Q Sensor from Affectiva
This wristband measures emotional arousal via skin conductance, a “form of electrodermal activity that grows higher during states such as excitement, attention or anxiety and lower during states such as boredom or relaxation.” The sensor also tracks the body’s activity and temperature. It currently does not sync up with a phone, as it’s used primarily for clinical research, but its creator, MIT professor Rosalind Picard says it could become a commercial device one day. “It tells you things that your body is feeling that you’re ignoring,” she says.

Lose It!
This calorie tracking app also allows you to scan barcodes on purchased goods in order to get a quick read of a food’s nutritional value.

Bedsider
This “birth control support network” sends you daily text messages (with cheeky facts and quotes) to remind you to take your pill.

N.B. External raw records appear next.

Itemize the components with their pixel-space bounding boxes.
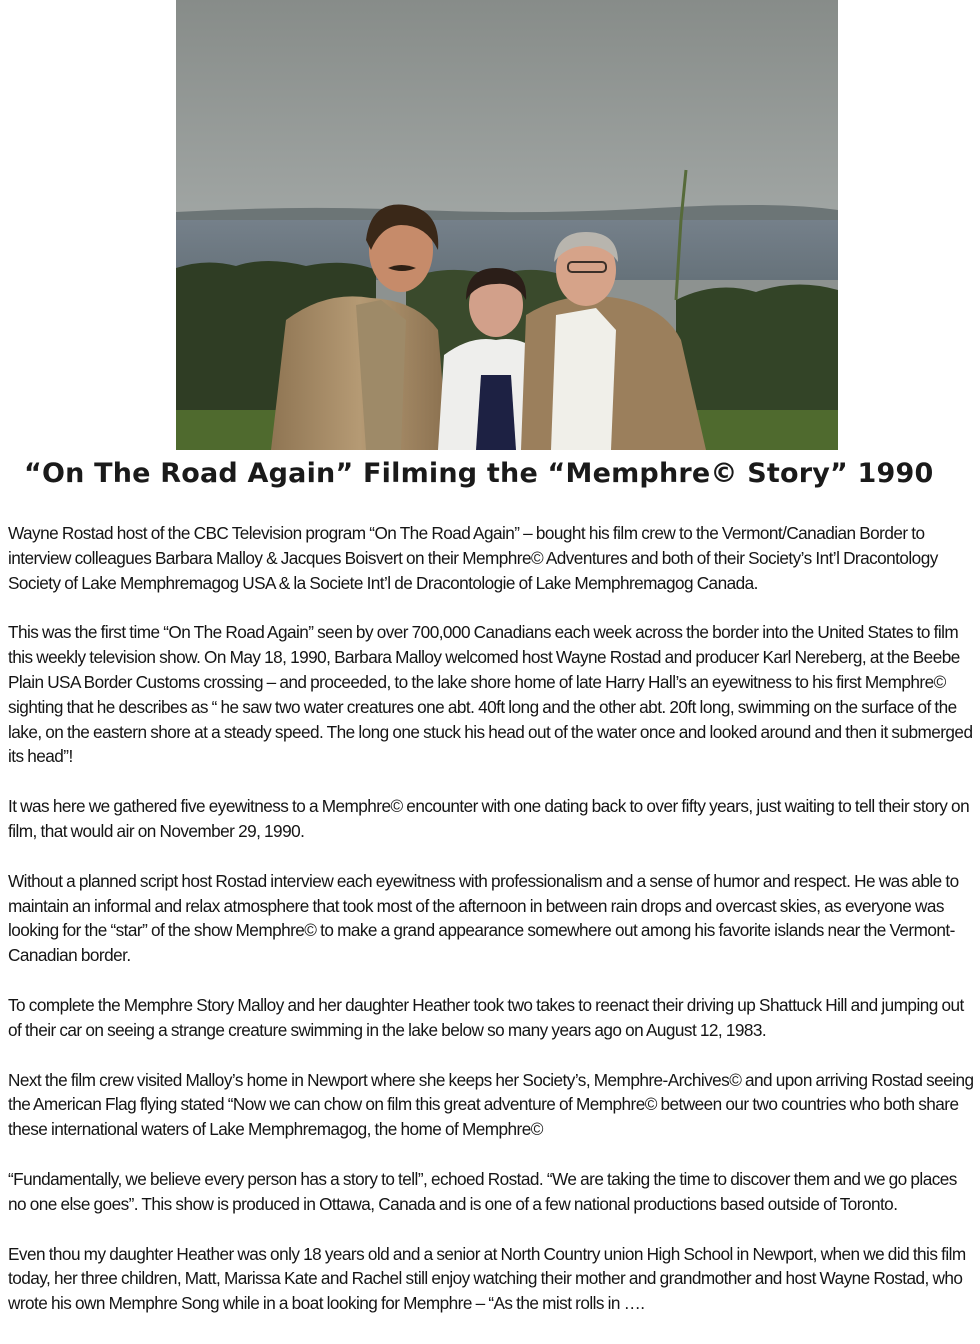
paragraph-first-time: This was the first time “On The Road Again” seen by over 700,000 Canadians each week across the border into the United States to film this weekly television show. On May 18, 1990, Barbara Malloy welcomed host Wayne Rostad and producer Karl Nereberg, at the Beebe Plain USA Border Customs crossing – and proceeded, to the lake shore home of late Harry Hall’s an eyewitness to his first Memphre© sighting that he describes as “ he saw two water creatures one abt. 40ft long and the other abt. 20ft long, swimming on the surface of the lake, on the eastern shore at a steady speed. The long one stuck his head out of the water once and looked around and then it submerged its head”! (8, 622, 973, 767)
hedge-right (676, 284, 838, 420)
group-photo (176, 0, 838, 450)
paragraph-reenactment: To complete the Memphre Story Malloy and her daughter Heather took two takes to reenact their driving up Shattuck Hill and jumping out of their car on seeing a strange creature swimming in the lake below so many years ago on August 12, 1983. (8, 994, 964, 1040)
group-photo-illustration (176, 0, 838, 450)
sky (176, 0, 838, 215)
paragraph-closing: Even thou my daughter Heather was only 18 years old and a senior at North Country union High School in Newport, when we did this film today, her three children, Matt, Marissa Kate and Rachel still enjoy watching their mother and grandmother and host Wayne Rostad, who wrote his own Memphre Song while in a boat looking for Memphre – “As the mist rolls in …. (8, 1243, 966, 1314)
paragraph-quote: “Fundamentally, we believe every person has a story to tell”, echoed Rostad. “We are taking the time to discover them and we go places no one else goes”. This show is produced in Ottawa, Canada and is one of a few national productions based outside of Toronto. (8, 1168, 957, 1214)
woman-top (476, 375, 516, 450)
paragraph-intro: Wayne Rostad host of the CBC Television program “On The Road Again” – bought his film crew to the Vermont/Canadian Border to interview colleagues Barbara Malloy & Jacques Boisvert on their Memphre© Adventures and both of their Society’s Int’l Dracontology Society of Lake Memphremagog USA & la Societe Int’l de Dracontologie of Lake Memphremagog Canada. (8, 523, 938, 593)
man-right-shirt (551, 308, 616, 450)
paragraph-archives: Next the film crew visited Malloy’s home in Newport where she keeps her Society’s, Memphre-Archives© and upon arriving Rostad seeing the American Flag flying stated “Now we can chow on film this great adventure of Memphre© between our two countries who both share these international waters of Lake Memphremagog, the home of Memphre© (8, 1069, 974, 1140)
article-body (8, 521, 974, 1341)
paragraph-interviews: Without a planned script host Rostad interview each eyewitness with professionalism and a sense of humor and respect. He was able to maintain an informal and relax atmosphere that took most of the afternoon in between rain drops and overcast skies, as everyone was looking for the “star” of the show Memphre© to make a grand appearance somewhere out among his favorite islands near the Vermont-Canadian border. (8, 870, 959, 966)
paragraph-eyewitnesses: It was here we gathered five eyewitness to a Memphre© encounter with one dating back to over fifty years, just waiting to tell their story on film, that would air on November 29, 1990. (8, 796, 970, 841)
page-title: “On The Road Again” Filming the “Memphre© Story” 1990 (24, 458, 934, 489)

After a few weeks, I was feeling a bit like a cyborg after constantly logging my data into apps, and strapping sensors to my wrist, bicep, and head each day. But it was fascinating to glimpse at my phone and learn so much more about myself. With RunKeeper, I found myself running faster when I had a few days of workouts in a row. I used to think that it took me forever to fall asleep, but I realized after using the Zeo it was typically taking only 15 minutes. (Allowing myself to relax a bit before bed enabled me to sleep much deeper overall.) With the BodyMedia armband, I learned that getting a new puppy has been great for the number of steps I take each day. The Daily Challenge helped me to think about doing small things to help my health. Now, I walk a few more blocks to catch the bus if I see that it’s running late, just for an extra bit of exercise.

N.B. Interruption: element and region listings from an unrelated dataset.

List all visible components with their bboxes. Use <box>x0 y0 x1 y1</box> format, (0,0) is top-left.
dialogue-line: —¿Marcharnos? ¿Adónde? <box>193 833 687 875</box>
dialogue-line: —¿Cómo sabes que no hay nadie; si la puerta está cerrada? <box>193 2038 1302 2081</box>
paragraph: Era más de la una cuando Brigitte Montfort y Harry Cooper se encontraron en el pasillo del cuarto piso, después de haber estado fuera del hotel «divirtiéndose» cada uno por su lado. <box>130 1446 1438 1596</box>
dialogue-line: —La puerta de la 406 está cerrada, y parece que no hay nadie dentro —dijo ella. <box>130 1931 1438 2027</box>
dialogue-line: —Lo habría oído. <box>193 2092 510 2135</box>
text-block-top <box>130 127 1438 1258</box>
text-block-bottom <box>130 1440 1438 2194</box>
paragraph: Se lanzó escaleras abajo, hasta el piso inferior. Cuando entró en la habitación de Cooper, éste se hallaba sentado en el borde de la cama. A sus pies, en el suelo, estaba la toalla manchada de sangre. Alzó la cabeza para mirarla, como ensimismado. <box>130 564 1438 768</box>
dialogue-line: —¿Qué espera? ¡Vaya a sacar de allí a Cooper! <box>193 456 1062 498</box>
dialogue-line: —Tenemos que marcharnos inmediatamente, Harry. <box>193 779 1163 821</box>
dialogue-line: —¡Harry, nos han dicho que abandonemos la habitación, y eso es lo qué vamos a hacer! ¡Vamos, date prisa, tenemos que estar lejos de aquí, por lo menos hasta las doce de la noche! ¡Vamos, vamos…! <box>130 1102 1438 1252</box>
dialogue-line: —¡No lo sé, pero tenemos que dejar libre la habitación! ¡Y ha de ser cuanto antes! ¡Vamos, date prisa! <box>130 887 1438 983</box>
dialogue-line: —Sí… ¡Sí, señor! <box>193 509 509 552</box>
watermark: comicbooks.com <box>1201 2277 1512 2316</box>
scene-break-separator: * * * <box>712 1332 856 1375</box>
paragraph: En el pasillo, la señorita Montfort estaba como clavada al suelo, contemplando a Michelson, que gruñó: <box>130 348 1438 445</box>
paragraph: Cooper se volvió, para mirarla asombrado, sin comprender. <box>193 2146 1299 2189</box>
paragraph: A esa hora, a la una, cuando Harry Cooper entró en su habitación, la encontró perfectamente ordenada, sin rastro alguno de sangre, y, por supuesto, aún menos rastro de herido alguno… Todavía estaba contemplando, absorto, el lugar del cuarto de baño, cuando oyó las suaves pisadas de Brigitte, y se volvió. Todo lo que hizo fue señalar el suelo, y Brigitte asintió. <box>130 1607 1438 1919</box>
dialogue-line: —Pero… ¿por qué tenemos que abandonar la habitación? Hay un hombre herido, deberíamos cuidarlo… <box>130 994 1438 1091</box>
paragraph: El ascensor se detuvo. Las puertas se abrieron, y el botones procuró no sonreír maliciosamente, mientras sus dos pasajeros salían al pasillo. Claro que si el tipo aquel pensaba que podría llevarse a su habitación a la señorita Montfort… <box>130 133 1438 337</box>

I’ve long been obsessed with Mint, and having the app on my phone has led me to start successfully saving for some upcoming travel plans. After strapping on the emotional Q Sensor, I noticed that I was far more stressed than I realized taking my dog to the dog park, worried that he’d tussle with bigger dogs and get hurt (motherly instinct perhaps?). With Lose It! calorie counting became less of a chore, as my phone did the number crunching for me (love that barcode scanner). And the messages from Bedsider were a funny little nudge for someone who’s fairly forgetful.

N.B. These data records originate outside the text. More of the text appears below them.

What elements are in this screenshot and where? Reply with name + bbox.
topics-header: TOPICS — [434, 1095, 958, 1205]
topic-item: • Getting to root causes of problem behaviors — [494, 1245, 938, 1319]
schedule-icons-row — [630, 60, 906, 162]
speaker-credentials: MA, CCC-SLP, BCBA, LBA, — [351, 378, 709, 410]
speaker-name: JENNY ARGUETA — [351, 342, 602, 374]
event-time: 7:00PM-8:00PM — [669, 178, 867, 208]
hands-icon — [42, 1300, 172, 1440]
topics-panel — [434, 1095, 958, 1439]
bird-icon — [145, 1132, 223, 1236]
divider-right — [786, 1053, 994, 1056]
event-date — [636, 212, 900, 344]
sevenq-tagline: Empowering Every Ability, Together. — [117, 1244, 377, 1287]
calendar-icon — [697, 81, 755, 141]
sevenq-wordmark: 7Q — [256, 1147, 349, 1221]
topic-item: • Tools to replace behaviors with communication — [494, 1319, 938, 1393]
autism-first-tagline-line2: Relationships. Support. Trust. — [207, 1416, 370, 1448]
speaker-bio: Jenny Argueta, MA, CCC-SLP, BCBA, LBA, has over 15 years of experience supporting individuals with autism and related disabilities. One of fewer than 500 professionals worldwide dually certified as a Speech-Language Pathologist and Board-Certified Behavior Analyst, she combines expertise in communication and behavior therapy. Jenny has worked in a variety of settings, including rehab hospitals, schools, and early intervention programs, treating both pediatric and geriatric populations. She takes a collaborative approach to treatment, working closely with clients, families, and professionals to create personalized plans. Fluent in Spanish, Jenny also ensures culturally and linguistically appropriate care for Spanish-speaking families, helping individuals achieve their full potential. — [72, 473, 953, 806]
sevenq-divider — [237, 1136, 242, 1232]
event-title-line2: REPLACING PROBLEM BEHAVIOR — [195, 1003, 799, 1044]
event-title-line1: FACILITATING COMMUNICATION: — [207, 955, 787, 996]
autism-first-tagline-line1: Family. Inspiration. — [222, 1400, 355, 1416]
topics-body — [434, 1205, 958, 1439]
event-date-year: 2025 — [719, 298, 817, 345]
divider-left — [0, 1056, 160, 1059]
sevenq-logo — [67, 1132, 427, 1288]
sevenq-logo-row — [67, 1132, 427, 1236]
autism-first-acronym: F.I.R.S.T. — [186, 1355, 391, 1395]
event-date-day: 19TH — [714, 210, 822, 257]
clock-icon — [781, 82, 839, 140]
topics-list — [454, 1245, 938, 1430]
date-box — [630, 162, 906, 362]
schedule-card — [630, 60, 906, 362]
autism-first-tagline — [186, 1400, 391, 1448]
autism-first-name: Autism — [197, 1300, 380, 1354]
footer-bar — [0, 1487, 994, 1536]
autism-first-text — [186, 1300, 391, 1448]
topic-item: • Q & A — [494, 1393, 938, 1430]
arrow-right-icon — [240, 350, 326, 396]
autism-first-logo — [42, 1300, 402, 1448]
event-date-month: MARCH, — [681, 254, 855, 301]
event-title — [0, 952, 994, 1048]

Right now, most of these devices and apps operate independently, measuring your sleep cycles, emotional state, and miles tracked within their individual little brains. But the sources I interviewed said that it’s only a matter of time before our phones will be able to weave these assorted data streams together and help us make sense of them all. Already, RunKeeper’s Health Graph syncs up your workout information with Zeo sleep data and about 50 different apps and devices. What’s more, when you factor in a tool like Siri, which can speak to you and anticipate your needs, then it’s only a matter of time before our phones will become tiny coaches giving us the guidance we need to live healthier, happier lives. We just have to be prepared for when that day comes. Are you ready?